Für das Vorliegen dieser Voraussetzungen ist der Arbeitgeber im Kündigungsschutzprozess in vollem Umfang darlegungs- und beweispflichtig (BAG, 25.11.1981 - AP KSchG 1969 § 15 Nr. 11; APS/Linck, a.a.O., § 15 KSchG Rn. 187; Leuchten, NZA 2005, 585, 587 m.w.N.).

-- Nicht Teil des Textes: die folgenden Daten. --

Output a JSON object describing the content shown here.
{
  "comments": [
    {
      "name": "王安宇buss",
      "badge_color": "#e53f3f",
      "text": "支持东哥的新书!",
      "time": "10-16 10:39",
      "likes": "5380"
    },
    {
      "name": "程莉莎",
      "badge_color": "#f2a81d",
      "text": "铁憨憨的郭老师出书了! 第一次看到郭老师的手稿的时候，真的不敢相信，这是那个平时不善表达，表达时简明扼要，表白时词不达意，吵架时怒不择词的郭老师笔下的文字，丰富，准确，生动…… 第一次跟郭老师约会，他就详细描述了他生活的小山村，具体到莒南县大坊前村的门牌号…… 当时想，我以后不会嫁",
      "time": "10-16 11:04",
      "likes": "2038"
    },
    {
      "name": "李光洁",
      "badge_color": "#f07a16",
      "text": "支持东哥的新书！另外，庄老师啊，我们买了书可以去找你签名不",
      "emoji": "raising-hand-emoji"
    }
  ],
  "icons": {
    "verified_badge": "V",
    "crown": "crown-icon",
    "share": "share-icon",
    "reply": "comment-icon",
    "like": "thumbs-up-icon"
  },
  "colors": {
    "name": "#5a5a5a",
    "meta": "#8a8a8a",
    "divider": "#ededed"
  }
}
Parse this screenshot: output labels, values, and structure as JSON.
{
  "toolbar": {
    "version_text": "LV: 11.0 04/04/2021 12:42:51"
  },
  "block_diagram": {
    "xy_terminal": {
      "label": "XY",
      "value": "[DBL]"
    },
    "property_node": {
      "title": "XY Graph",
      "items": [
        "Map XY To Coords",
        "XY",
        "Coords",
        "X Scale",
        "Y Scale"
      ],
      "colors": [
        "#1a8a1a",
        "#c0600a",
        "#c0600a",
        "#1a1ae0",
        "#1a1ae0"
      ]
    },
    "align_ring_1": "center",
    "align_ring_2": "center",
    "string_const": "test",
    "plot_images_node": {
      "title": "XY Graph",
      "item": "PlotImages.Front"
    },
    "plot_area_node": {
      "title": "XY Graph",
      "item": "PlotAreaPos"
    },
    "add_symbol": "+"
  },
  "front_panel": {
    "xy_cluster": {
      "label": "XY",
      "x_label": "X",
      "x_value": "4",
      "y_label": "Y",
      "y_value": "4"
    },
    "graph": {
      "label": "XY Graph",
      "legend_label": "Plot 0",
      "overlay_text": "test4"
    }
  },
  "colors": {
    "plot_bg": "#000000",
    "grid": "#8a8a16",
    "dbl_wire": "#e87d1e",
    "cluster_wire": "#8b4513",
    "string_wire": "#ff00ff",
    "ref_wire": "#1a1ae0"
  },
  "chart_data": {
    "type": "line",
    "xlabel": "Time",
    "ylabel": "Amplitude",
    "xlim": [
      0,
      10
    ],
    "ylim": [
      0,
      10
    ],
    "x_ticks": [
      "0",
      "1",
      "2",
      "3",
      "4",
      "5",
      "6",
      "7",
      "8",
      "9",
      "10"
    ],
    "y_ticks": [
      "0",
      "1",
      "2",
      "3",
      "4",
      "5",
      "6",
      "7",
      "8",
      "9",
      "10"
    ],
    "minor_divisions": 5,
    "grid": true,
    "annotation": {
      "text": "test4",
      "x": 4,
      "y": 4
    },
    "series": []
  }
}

b) Dass eine Übernahme der Klägerin in eine andere Betriebsabteilung des Betriebes der Beklagten aus betrieblichen Gründen unmöglich ist, kann dem Vorbringen der Beklagten nicht entnommen werden. Vielmehr muss angenommen werden, dass die Klägerin auch weiterhin auf einem gleichwertigen Arbeitsplatz in der Filiale in R2 weiterbeschäftigt werden kann. Aus dem Vorbringen der Beklagten ergibt sich nicht, dass die Klägerin aufgrund ihrer persönlichen und fachlichen Fähigkeiten überhaupt nicht in der Lage ist, als Verkäuferin oder als Mitarbeiterin in der Warenannahme tätig zu werden. Dass die Klägerin für eine Tätigkeit als Verkäuferin oder in der Warenannahme nicht genügend qualifiziert wäre, kann nicht angenommen werden. Dies ergibt sich bereits daraus, dass die Beklagte in ihrem Betrieb nicht nur gelernte "Modeberaterin", sondern auch ungelernte Kräfte als Verkäuferinnen einsetzt. Dass für einen Einsatz der Klägerin im Verkaufsbereich eine besondere Ausbildung unumgänglich ist, hat die Beklagte nicht dargelegt. Die Beklagte beschäftigt nach dem unstreitigen Sachvortrag der Parteien auch zahlreiche Mitarbeiterinnen als Verkäuferin, die diesen Beruf nicht erlernt haben und aus anderen Bereichen kommen. Die Beklagte kann sich auch nicht darauf zurückziehen, dass die Klägerin nicht über hinreichende Warenkenntnisse verfüge. Nach ihrem eigenen Anforderungsprofil für Marchendiser müssen auch diese über hinreichende Warenkenntnisse verfügen. Immerhin ist die Klägerin bereits seit 28 Jahren im Betrieb der Beklagten beschäftigt, sie hat auch gelegentlich Verkaufstätigkeiten übernommen und Kundengespräche geführt.

Zu dem Vorbringen der Klägerin, sie könne nötigenfalls auch in der Warenannahme eingesetzt werden, hat die Beklagte schließlich überhaupt nicht Stellung genommen. Damit liegt insgesamt die Unmöglichkeit der Übernahme der Klägerin in eine andere Betriebsabteilung nicht vor.

III.

Das Arbeitsgericht hat mit zutreffender Begründung auch dem Weiterbeschäftigungsbegehren der Klägerin stattgegeben. Die auch insoweit eingelegte Berufung der Beklagten ist unbegründet.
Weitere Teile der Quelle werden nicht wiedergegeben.